Tuzlu su çözeltisi ve hücresel sıvılar etkin ve pasif elektrotlar ortasındaki boşlukta bir elektrik iletkeni rolü oynar. RF gücü sodyum moleküllerini uyarır ve parlak turuncu ışık olarak görünen, yüksek konsantrasyonlu, iyonize bir alan oluşturur. İyonize parçacıklar organik molekül bağlarını kırmak için kâfi güce sahiptirler, böylelikle düşük sıcaklıkta (40-70°C) dokunun kesilebilmesi ve koagülasyonu sağlanır. “Coblation” yahut “Kontrollü Kesme” , yumuşak dokunun kesilip çıkarılması için geliştirilmiş bir süreçtir.
Coblator Sistemi steril ve bir sefer kullanılan probların distal ucunda yer alan elektrot elemanlarına RF gücü verecek formda tasarlanmıştır. Elektrot elemanı ile geliş elektrodu ortasından geçen akım, bölgesel bir güç alanı sağlar. Bu nizam sonucunda, etraf doku üzerine hasarı minimal olan bir güç sağlanır.

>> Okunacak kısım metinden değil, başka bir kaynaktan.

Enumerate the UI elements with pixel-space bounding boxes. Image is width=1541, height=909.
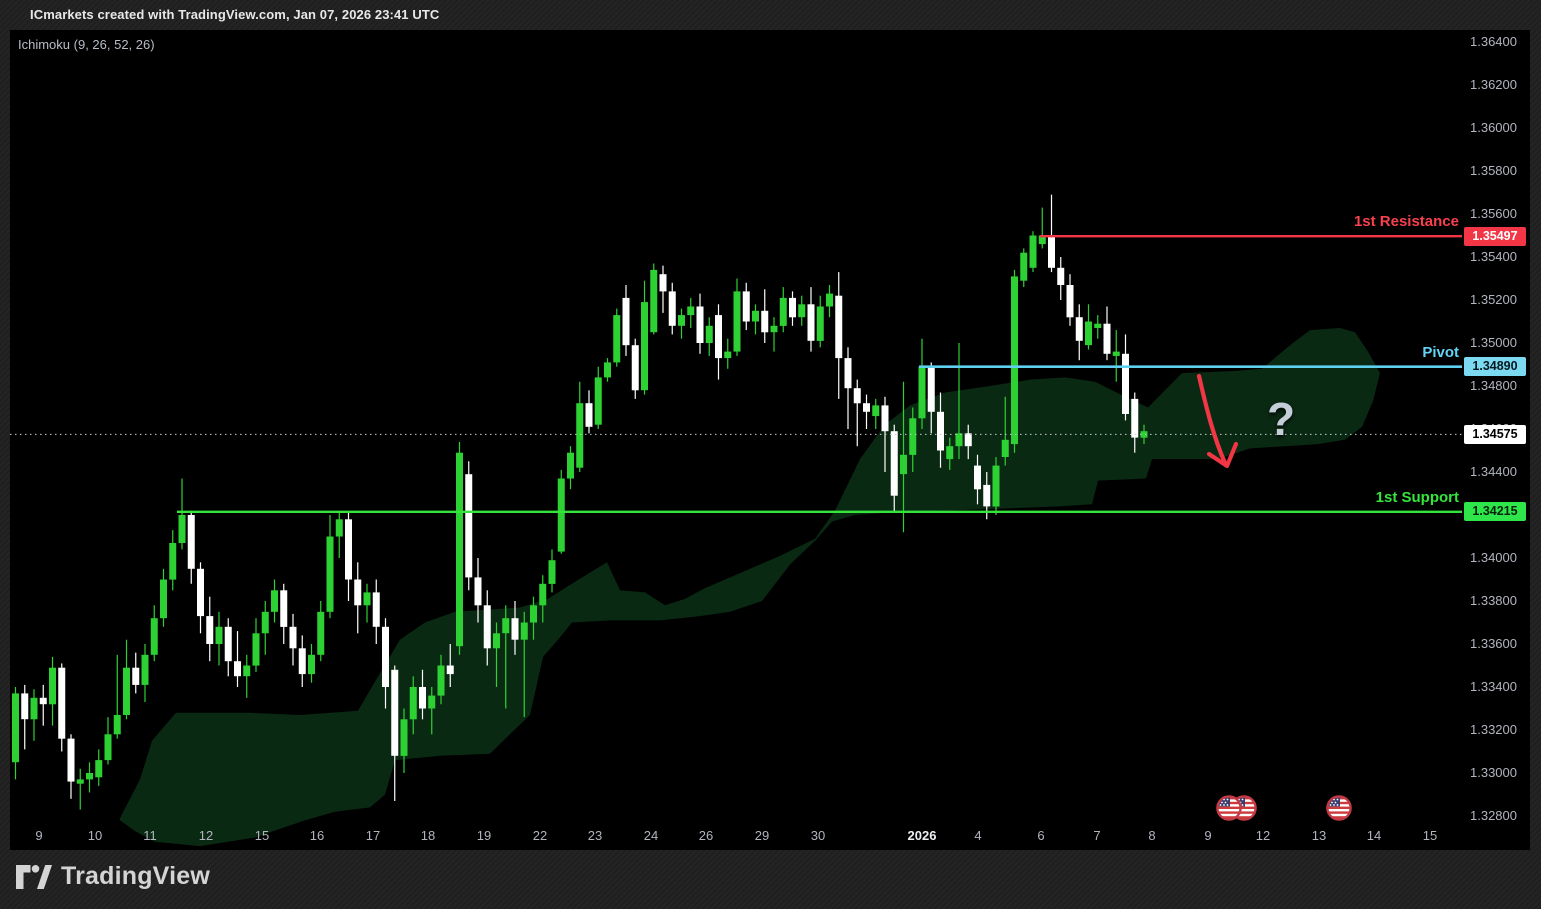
price-axis-tick: 1.33000 xyxy=(1470,765,1528,780)
price-axis-tick: 1.33600 xyxy=(1470,636,1528,651)
price-axis-tick: 1.36200 xyxy=(1470,77,1528,92)
pivot-price-badge[interactable]: 1.34890 xyxy=(1464,357,1526,376)
tradingview-logo-icon xyxy=(15,864,52,890)
chart-panel[interactable] xyxy=(10,30,1530,850)
time-axis-tick: 22 xyxy=(533,828,547,843)
indicator-label[interactable]: Ichimoku (9, 26, 52, 26) xyxy=(18,37,155,52)
time-axis-tick: 10 xyxy=(88,828,102,843)
time-axis-tick: 30 xyxy=(811,828,825,843)
time-axis-tick: 29 xyxy=(755,828,769,843)
time-axis-tick: 16 xyxy=(310,828,324,843)
time-axis-tick: 6 xyxy=(1037,828,1044,843)
resistance-price-badge[interactable]: 1.35497 xyxy=(1464,227,1526,246)
time-axis-tick: 9 xyxy=(1204,828,1211,843)
time-axis-tick: 12 xyxy=(1256,828,1270,843)
time-axis-tick: 11 xyxy=(143,828,157,843)
time-axis-tick: 24 xyxy=(644,828,658,843)
price-axis-tick: 1.33200 xyxy=(1470,722,1528,737)
price-axis-tick: 1.34800 xyxy=(1470,378,1528,393)
time-axis-tick: 26 xyxy=(699,828,713,843)
price-axis-tick: 1.35600 xyxy=(1470,206,1528,221)
time-axis-tick: 18 xyxy=(421,828,435,843)
question-mark-annotation[interactable]: ? xyxy=(1267,392,1295,446)
time-axis-tick: 4 xyxy=(974,828,981,843)
tradingview-chart-window: ICmarkets created with TradingView.com, … xyxy=(0,0,1541,909)
pivot-label[interactable]: Pivot xyxy=(1422,344,1459,361)
tradingview-logo-text: TradingView xyxy=(61,862,210,891)
resistance-label[interactable]: 1st Resistance xyxy=(1354,213,1459,230)
time-axis-tick: 15 xyxy=(1423,828,1437,843)
time-axis[interactable]: 9 10 11 12 15 16 17 18 19 22 23 24 26 29 30 2026 4 6 7 8 9 12… xyxy=(10,824,1462,850)
tradingview-logo[interactable]: TradingView xyxy=(15,862,210,891)
time-axis-tick: 14 xyxy=(1367,828,1381,843)
price-axis-tick: 1.34400 xyxy=(1470,464,1528,479)
time-axis-tick: 2026 xyxy=(908,828,937,843)
time-axis-tick: 19 xyxy=(477,828,491,843)
price-axis-tick: 1.35800 xyxy=(1470,163,1528,178)
time-axis-tick: 13 xyxy=(1312,828,1326,843)
price-axis-tick: 1.35000 xyxy=(1470,335,1528,350)
support-price-badge[interactable]: 1.34215 xyxy=(1464,502,1526,521)
time-axis-tick: 15 xyxy=(255,828,269,843)
price-axis-tick: 1.36400 xyxy=(1470,34,1528,49)
price-axis-tick: 1.33800 xyxy=(1470,593,1528,608)
support-label[interactable]: 1st Support xyxy=(1376,489,1459,506)
time-axis-tick: 17 xyxy=(366,828,380,843)
price-axis-tick: 1.34000 xyxy=(1470,550,1528,565)
last-price-badge[interactable]: 1.34575 xyxy=(1464,425,1526,444)
time-axis-tick: 23 xyxy=(588,828,602,843)
price-axis-tick: 1.33400 xyxy=(1470,679,1528,694)
price-axis-tick: 1.32800 xyxy=(1470,808,1528,823)
price-axis-tick: 1.35400 xyxy=(1470,249,1528,264)
time-axis-tick: 12 xyxy=(199,828,213,843)
time-axis-tick: 7 xyxy=(1093,828,1100,843)
price-axis-tick: 1.36000 xyxy=(1470,120,1528,135)
price-axis-tick: 1.35200 xyxy=(1470,292,1528,307)
time-axis-tick: 8 xyxy=(1148,828,1155,843)
time-axis-tick: 9 xyxy=(35,828,42,843)
chart-attribution-text: ICmarkets created with TradingView.com, … xyxy=(30,7,439,22)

Monopolar dediğimiz öbür sistemlerde aygıt ucunda yalnızca bir etkin elektrot vardır. Akım, etkin elektrottan hastanın bedeninden geçerek, hastanın bedenine tutturulan dönüş pad’ine masraf. Bu, hastanın bedeninden ve etraf dokudan değerli ölçüde daha fazla gücün geçmesine neden olur.
Coblator Sistemi RF gücünü, tedavi edilecek dokuya yakın yahut onunla temasta olan iletken bir sıvı (normal tuz çözeltisi gibi) içinden geçirerek çalışır. İletken sıvı faal ve dönüş elektrod elemanları ortasında ince bir katman oluşturur. Coblate modunda, kâfi güç uygulandığında, iletken sıvı, güç yüklenmiş partiküller içeren buhar katmanına (plazma) dönüşür. Yüksek güç yüklü parçacıklar doku ile temasa geçince, molekülerin ayrışması ile dokunun modüllere ayrılmasına neden olur.
Konvansiyonel elektrocerrahi prosedürlerine kıyasla, bu usuldeki operasyon, tedavi edilen bölgede, görece daha düşük sıcaklığa sebep olur, böylelikle, etraftaki tedavi uygulanmayan kolateral termal hasar sonlu olur. Etkin elektrod(lar) ve maksat doku ortasında düşük voltaj uygulandığında aygıtın işlevi farklı olur. Bu durumda, elektrik alanı, plazma katmanı oluşumu için gerekli olan sonun altındadır, ve dirençli doku ısısı ortaya çıkar.